SafeHope seeing expansion to respond to higher call volumes

Chad Frey
The Kansan
The National Coalition Against Domestic Violence defines domestic violence as: the willful intimidation, physical assault, battery, sexual assault, and/or other abusive behavior as part of a systematic pattern of power and control perpetrated by one intimate partner against another. It includes physical violence, sexual violence, psychological violence and emotional abuse.

Kim Ratzlaff works a job she wishes was not quite so secure — director of SafeHope, which provides advocacy and support to all survivors and secondary victims of domestic and sexual violence in Harvey, Marion and McPherson counties.

Calls for help to the organization have risen steadily, and, crisis line calls took a big jump between the fiscal years of 2020 and 2021. Up 43 percent, about 1,600 calls in the year.

"During a month, this is over 130 additional calls being taken by the advocates dispatching the requests," Ratzlaff said. "While the crisis line calls have increased significantly during 2021, we did see almost a 30% dip in the number of participants receiving emergency shelter."

She, and other advocates, are calling attention to domestic violence issues this month — National Domestic Violence Awareness Month.

The higher call volume is not  unique to SafeHope.  In Sept. 2020 during a one-day nationwide domestic violence census count, 824 victims were served in one day in Kansas. Those numbers include 393 adult and child victims who found refuge in shelters, transitional house or other housing provided by local domestic violence programs; 431 adult and child victims who received nonresidential assistance and services, including counseling, legal advocacy, children’s support groups and more.

Domestic violence hotlines are a lifeline for victims in danger, providing support, information, safety planning, and resources via phone, chat, text, and/or email. During the 24-hour survey period, hotline staff in Kansas received 195 contacts, averaging 8 contacts per hour.

The National Coalition Against Domestic Violence defines domestic violence as: the willful intimidation, physical assault, battery, sexual assault, and/or other abusive behavior as part of a systematic pattern of power and control perpetrated by one intimate partner against another.
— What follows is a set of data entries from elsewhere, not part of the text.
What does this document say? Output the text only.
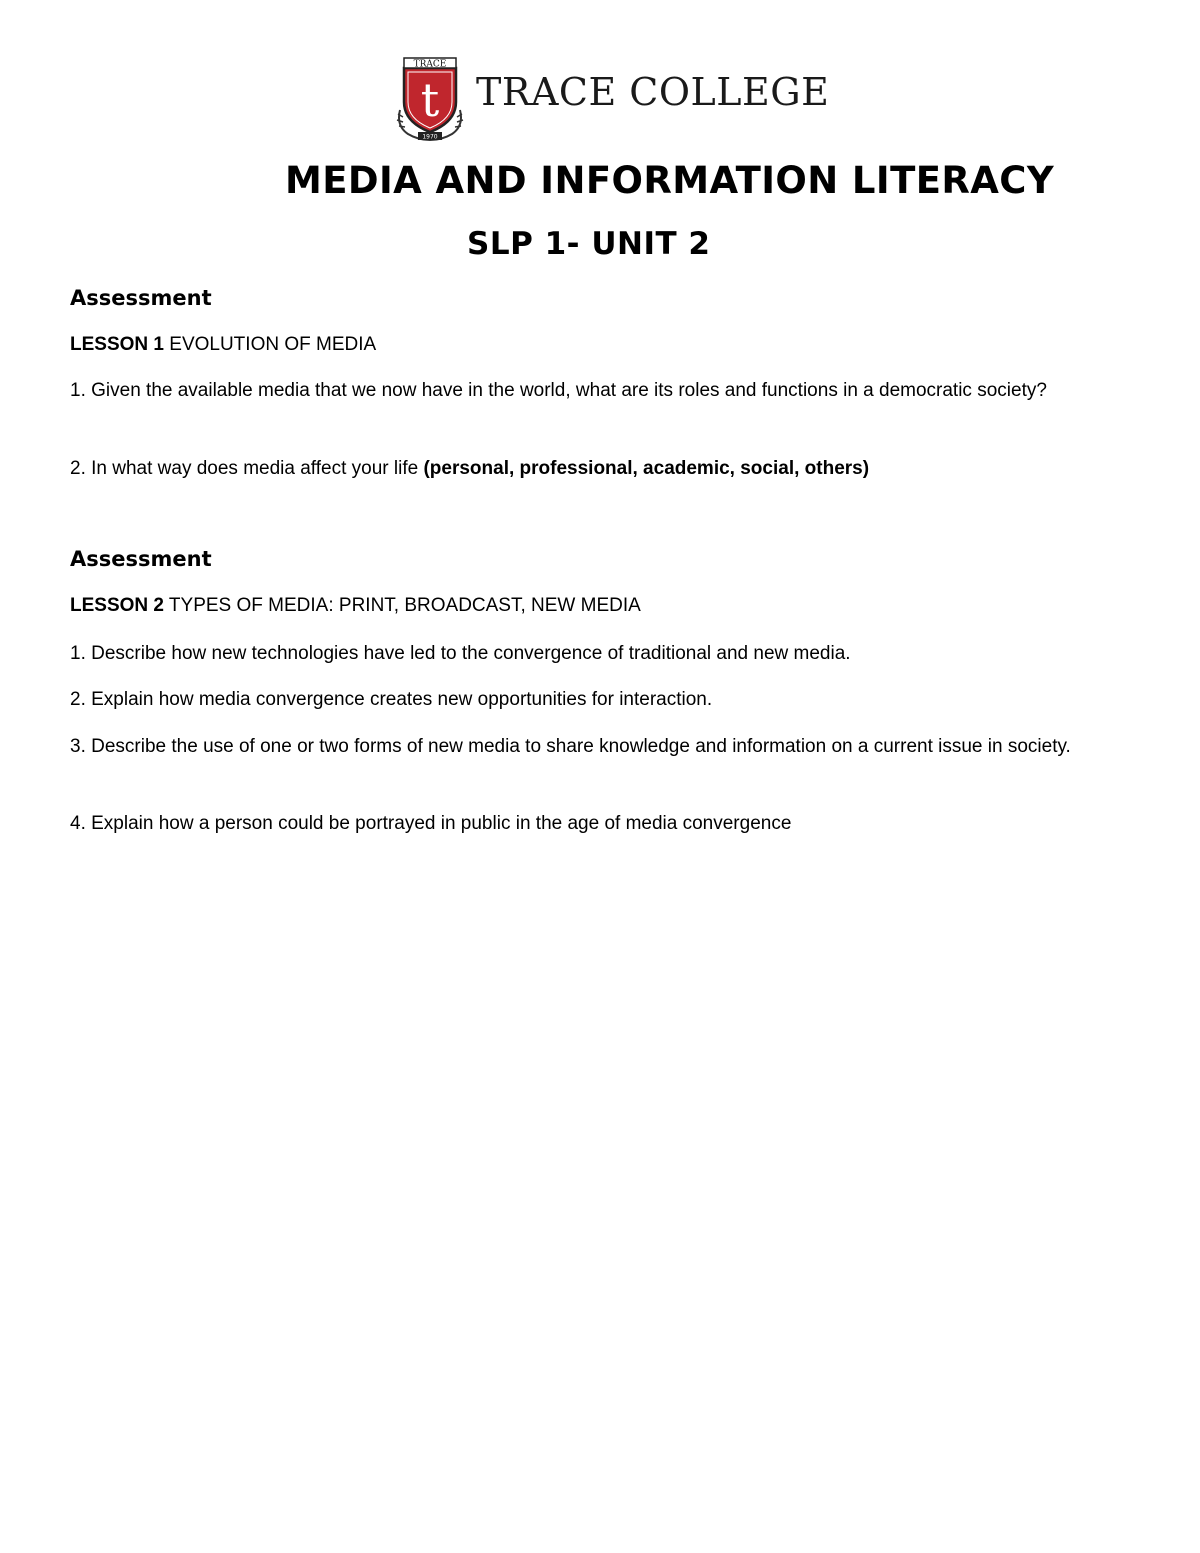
TRACE
t
1970
TRACE COLLEGE
MEDIA AND INFORMATION LITERACY
SLP 1- UNIT 2
Assessment
LESSON 1 EVOLUTION OF MEDIA
1. Given the available media that we now have in the world, what are its roles and functions in a democratic society?
2. In what way does media affect your life (personal, professional, academic, social, others)
Assessment
LESSON 2 TYPES OF MEDIA: PRINT, BROADCAST, NEW MEDIA
1. Describe how new technologies have led to the convergence of traditional and new media.
2. Explain how media convergence creates new opportunities for interaction.
3. Describe the use of one or two forms of new media to share knowledge and information on a current issue in society.
4. Explain how a person could be portrayed in public in the age of media convergence
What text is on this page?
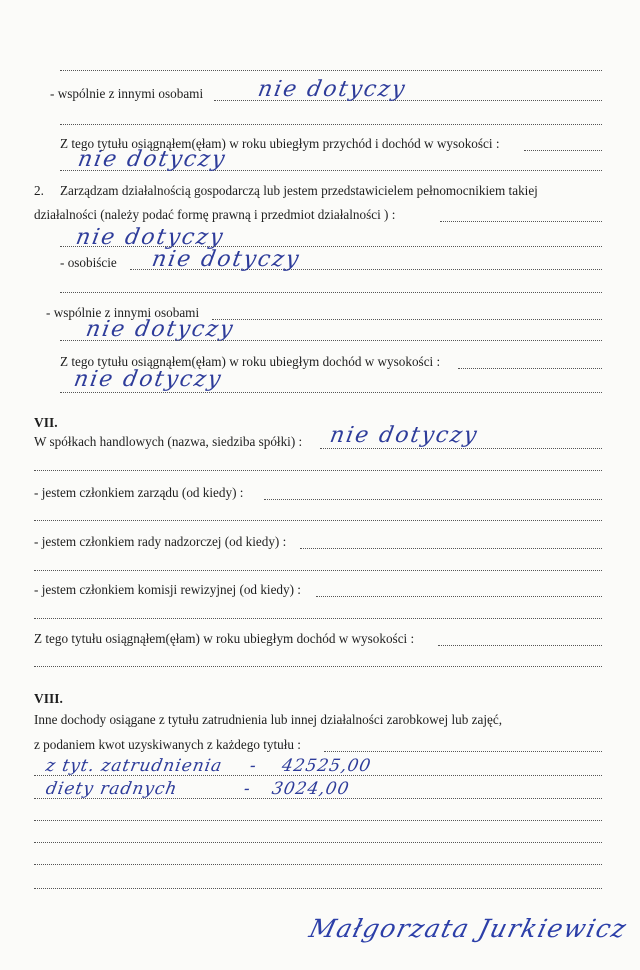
- wspólnie z innymi osobami nie dotyczy
Z tego tytułu osiągnąłem(ęłam) w roku ubiegłym przychód i dochód w wysokości :
nie dotyczy
2. Zarządzam działalnością gospodarczą lub jestem przedstawicielem pełnomocnikiem takiej
działalności (należy podać formę prawną i przedmiot działalności ) :
nie dotyczy
- osobiście nie dotyczy
- wspólnie z innymi osobami
nie dotyczy
Z tego tytułu osiągnąłem(ęłam) w roku ubiegłym dochód w wysokości :
nie dotyczy
VII.
W spółkach handlowych (nazwa, siedziba spółki) : nie dotyczy
- jestem członkiem zarządu (od kiedy) :
- jestem członkiem rady nadzorczej (od kiedy) :
- jestem członkiem komisji rewizyjnej (od kiedy) :
Z tego tytułu osiągnąłem(ęłam) w roku ubiegłym dochód w wysokości :
VIII.
Inne dochody osiągane z tytułu zatrudnienia lub innej działalności zarobkowej lub zajęć,
z podaniem kwot uzyskiwanych z każdego tytułu :
z tyt. zatrudnienia - 42525,00
diety radnych	- 3024,00
Małgorzata Jurkiewicz
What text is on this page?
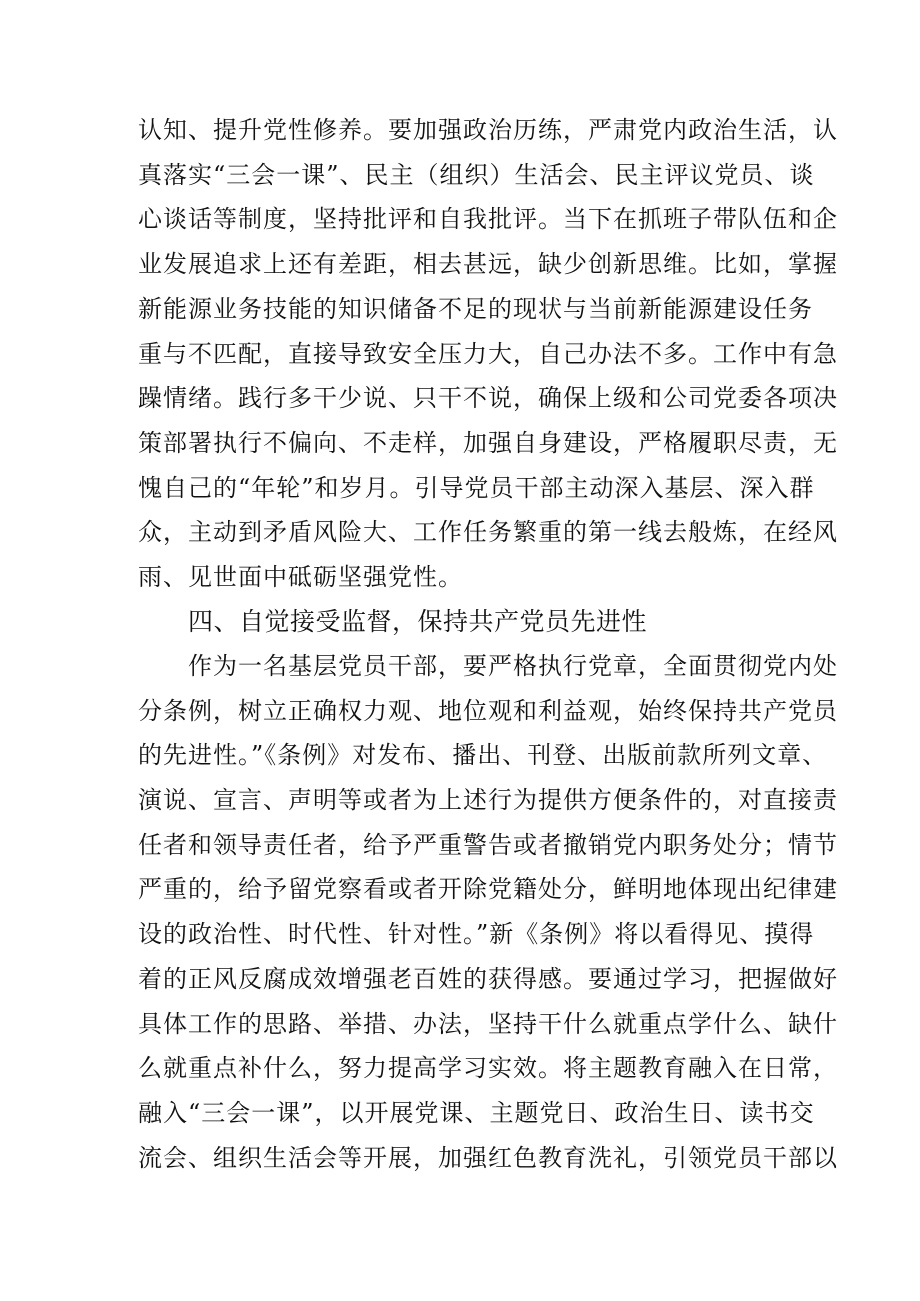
认知、提升党性修养。要加强政治历练，严肃党内政治生活，认
真落实“三会一课”、民主（组织）生活会、民主评议党员、谈
心谈话等制度，坚持批评和自我批评。当下在抓班子带队伍和企
业发展追求上还有差距，相去甚远，缺少创新思维。比如，掌握
新能源业务技能的知识储备不足的现状与当前新能源建设任务
重与不匹配，直接导致安全压力大，自己办法不多。工作中有急
躁情绪。践行多干少说、只干不说，确保上级和公司党委各项决
策部署执行不偏向、不走样，加强自身建设，严格履职尽责，无
愧自己的“年轮”和岁月。引导党员干部主动深入基层、深入群
众，主动到矛盾风险大、工作任务繁重的第一线去般炼，在经风
雨、见世面中砥砺坚强党性。
四、自觉接受监督，保持共产党员先进性
作为一名基层党员干部，要严格执行党章，全面贯彻党内处
分条例，树立正确权力观、地位观和利益观，始终保持共产党员
的先进性。”《条例》对发布、播出、刊登、出版前款所列文章、
演说、宣言、声明等或者为上述行为提供方便条件的，对直接责
任者和领导责任者，给予严重警告或者撤销党内职务处分；情节
严重的，给予留党察看或者开除党籍处分，鲜明地体现出纪律建
设的政治性、时代性、针对性。”新《条例》将以看得见、摸得
着的正风反腐成效增强老百姓的获得感。要通过学习，把握做好
具体工作的思路、举措、办法，坚持干什么就重点学什么、缺什
么就重点补什么，努力提高学习实效。将主题教育融入在日常，
融入“三会一课”，以开展党课、主题党日、政治生日、读书交
流会、组织生活会等开展，加强红色教育洗礼，引领党员干部以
It includes physical violence, sexual violence, psychological violence and emotional abuse. The frequency and severity of domestic violence can vary dramatically; however, the one constant component of domestic violence is one partner’s consistent efforts to maintain power and control over the other.

According to the Kansas Coalition Against Sexual and Domestic Violence  and the National Network to End Domestic Violence, one in four women and one in seven men will experience domestic violence in their lifetimes.

SafeHope provides services to about 900 people in a year at the Outreach Offices in Harvey, McPherson and Marion counties, a number that Ratzlaff calls "consistent."

The organization has served those 900 people with a 10 bed safe house.

"We were able to add hotel advocacy when we cut our shelter in half due to the pandemic safety measures and the need to social distance. Due to the shared bathrooms and common areas, we could not use all the rooms at the shelter at the same time," Ratzlaff.

Not all SafeHope participants seek shelter, the organization provided shelter services to 78 people during the 2021 fiscal year.  Ratzlaff said there was a drop in the number of persons sheltered — and that drop came from COVID-19.

COVID-19 made it harder to house shelter seekers, cutting the capacity of the safe house in an effort to observe COVID-19 safety protocols.

But there was something else behind the drop as well — the number of people working from home. 

"Victims were simply not able to flee the home to escape due to the

abuser working remotely from the home office," Ratzlaff said."... Our goal continues to be the expansion of our shelter capacity. We are near the final stages of agency approval for HUD funds which would support our first phase of adding shelter units to our administrative building in Newton. We look forward to announcing this shelter opportunity as soon as we receive the final approval from HUD."

And the organization is trying to respond to a labor crisis as it attempts to expand facilities and serve more people.

"SafeHope, like other local employers, is challenged with the shortage of applicants to fill jobs," Ratzlaff said. "Today we have several jobs posted on our website www.safehope.net for Harvey and McPherson."